Heru menyampaikan bahwa sterilisasi pelabuhan bukan sekadar penataan kawasan, melainkan transformasi budaya operasional yang diharapkan memperkuat keandalan layanan penyeberangan sekaligus menghadirkan pengalaman perjalanan yang lebih baik bagi masyarakat.

Persiapan Implementasi Sterilisasi

Heru menjelaskan bahwa ASDP bersama seluruh pemangku kepentingan telah mematangkan berbagai aspek kesiapan menjelang implementasi penuh sterilisasi.

Persiapan tersebut meliputi sosialisasi kepada seluruh pihak yang beraktivitas di kawasan pelabuhan.

ASDP juga memasang rambu-rambu dan media informasi di kawasan pelabuhan.

Langkah lainnya mencakup pendataan berbasis teknologi pengenalan wajah.

ASDP turut mengoptimalkan sistem satu pintu dalam operasional pelabuhan.

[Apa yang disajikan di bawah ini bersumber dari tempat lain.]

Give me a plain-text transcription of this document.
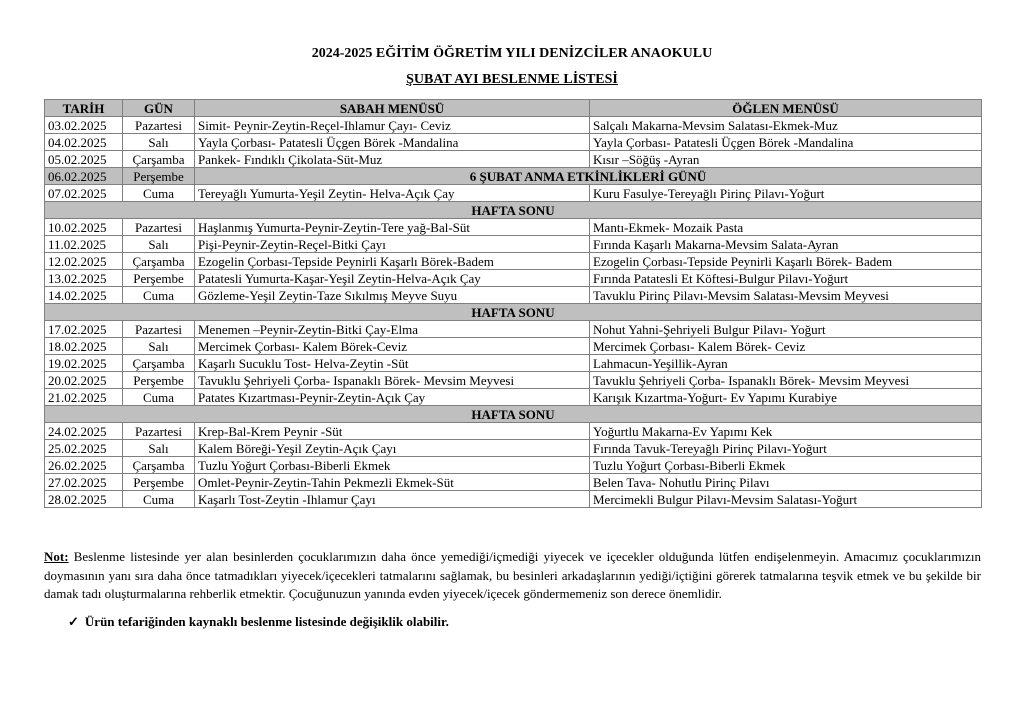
2024-2025 EĞİTİM ÖĞRETİM YILI DENİZCİLER ANAOKULU
ŞUBAT AYI BESLENME LİSTESİ
TARİH	GÜN	SABAH MENÜSÜ	ÖĞLEN MENÜSÜ
03.02.2025	Pazartesi	Simit- Peynir-Zeytin-Reçel-Ihlamur Çayı- Ceviz	Salçalı Makarna-Mevsim Salatası-Ekmek-Muz
04.02.2025	Salı	Yayla Çorbası- Patatesli Üçgen Börek -Mandalina	Yayla Çorbası- Patatesli Üçgen Börek -Mandalina
05.02.2025	Çarşamba	Pankek- Fındıklı Çikolata-Süt-Muz	Kısır –Söğüş -Ayran
06.02.2025	Perşembe	6 ŞUBAT ANMA ETKİNLİKLERİ GÜNÜ	
07.02.2025	Cuma	Tereyağlı Yumurta-Yeşil Zeytin- Helva-Açık Çay	Kuru Fasulye-Tereyağlı Pirinç Pilavı-Yoğurt
HAFTA SONU			
10.02.2025	Pazartesi	Haşlanmış Yumurta-Peynir-Zeytin-Tere yağ-Bal-Süt	Mantı-Ekmek- Mozaik Pasta
11.02.2025	Salı	Pişi-Peynir-Zeytin-Reçel-Bitki Çayı	Fırında Kaşarlı Makarna-Mevsim Salata-Ayran
12.02.2025	Çarşamba	Ezogelin Çorbası-Tepside Peynirli Kaşarlı Börek-Badem	Ezogelin Çorbası-Tepside Peynirli Kaşarlı Börek- Badem
13.02.2025	Perşembe	Patatesli Yumurta-Kaşar-Yeşil Zeytin-Helva-Açık Çay	Fırında Patatesli Et Köftesi-Bulgur Pilavı-Yoğurt
14.02.2025	Cuma	Gözleme-Yeşil Zeytin-Taze Sıkılmış Meyve Suyu	Tavuklu Pirinç Pilavı-Mevsim Salatası-Mevsim Meyvesi
HAFTA SONU			
17.02.2025	Pazartesi	Menemen –Peynir-Zeytin-Bitki Çay-Elma	Nohut Yahni-Şehriyeli Bulgur Pilavı- Yoğurt
18.02.2025	Salı	Mercimek Çorbası- Kalem Börek-Ceviz	Mercimek Çorbası- Kalem Börek- Ceviz
19.02.2025	Çarşamba	Kaşarlı Sucuklu Tost- Helva-Zeytin -Süt	Lahmacun-Yeşillik-Ayran
20.02.2025	Perşembe	Tavuklu Şehriyeli Çorba- Ispanaklı Börek- Mevsim Meyvesi	Tavuklu Şehriyeli Çorba- Ispanaklı Börek- Mevsim Meyvesi
21.02.2025	Cuma	Patates Kızartması-Peynir-Zeytin-Açık Çay	Karışık Kızartma-Yoğurt- Ev Yapımı Kurabiye
HAFTA SONU			
24.02.2025	Pazartesi	Krep-Bal-Krem Peynir -Süt	Yoğurtlu Makarna-Ev Yapımı Kek
25.02.2025	Salı	Kalem Böreği-Yeşil Zeytin-Açık Çayı	Fırında Tavuk-Tereyağlı Pirinç Pilavı-Yoğurt
26.02.2025	Çarşamba	Tuzlu Yoğurt Çorbası-Biberli Ekmek	Tuzlu Yoğurt Çorbası-Biberli Ekmek
27.02.2025	Perşembe	Omlet-Peynir-Zeytin-Tahin Pekmezli Ekmek-Süt	Belen Tava- Nohutlu Pirinç Pilavı
28.02.2025	Cuma	Kaşarlı Tost-Zeytin -Ihlamur Çayı	Mercimekli Bulgur Pilavı-Mevsim Salatası-Yoğurt
Not: Beslenme listesinde yer alan besinlerden çocuklarımızın daha önce yemediği/içmediği yiyecek ve içecekler olduğunda lütfen endişelenmeyin. Amacımız çocuklarımızın doymasının yanı sıra daha önce tatmadıkları yiyecek/içecekleri tatmalarını sağlamak, bu besinleri arkadaşlarının yediği/içtiğini görerek tatmalarına teşvik etmek ve bu şekilde bir damak tadı oluşturmalarına rehberlik etmektir. Çocuğunuzun yanında evden yiyecek/içecek göndermemeniz son derece önemlidir.
✓ Ürün tefariğinden kaynaklı beslenme listesinde değişiklik olabilir.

Perusahaan juga mendistribusikan alat pelindung diri berupa rompi dan helm keselamatan bagi pengguna area operasional.

Selain itu, ASDP menata arus kendaraan di kawasan pelabuhan serta memperkuat patroli gabungan dan sistem pengawasan.

Heru mengatakan, "Termasuk optimalisasi sistem satu pintu, distribusi alat pelindung diri berupa rompi dan helm keselamatan bagi pengguna area operasional, penataan arus kendaraan hingga penguatan patroli gabungan serta sistem pengawasan".

Fokus di Lintasan Ketapang-Gilimanuk

Heru menjelaskan bahwa pelaksanaan sterilisasi disesuaikan dengan karakteristik operasional masing-masing pelabuhan.

Pada lintasan Ketapang-Gilimanuk, implementasi difokuskan pada peningkatan sosialisasi kepada perusahaan pelayaran.

ASDP juga memperkuat kepatuhan penggunaan alat pelindung diri (APD) di kawasan operasional.

Patroli gabungan secara rutin menjadi bagian dari upaya pengawasan di lintasan tersebut.

Sementara itu, Sekretaris PT ASDP Indonesia Ferry (Persero), Windy Andale, menyatakan keberhasilan implementasi sterilisasi merupakan hasil kolaborasi regulator, aparat keamanan, pemerintah daerah, pelaku usaha, dan masyarakat.

Windy mengatakan, "Dukungan yang kami terima selama masa sosialisasi hingga persiapan implementasi menunjukkan adanya kesamaan komitmen untuk menghadirkan pelabuhan yang lebih aman, tertib dan nyaman. Sterilisasi menjadi langkah bersama dalam membangun layanan penyeberangan yang semakin profesional dan berorientasi pada keselamatan".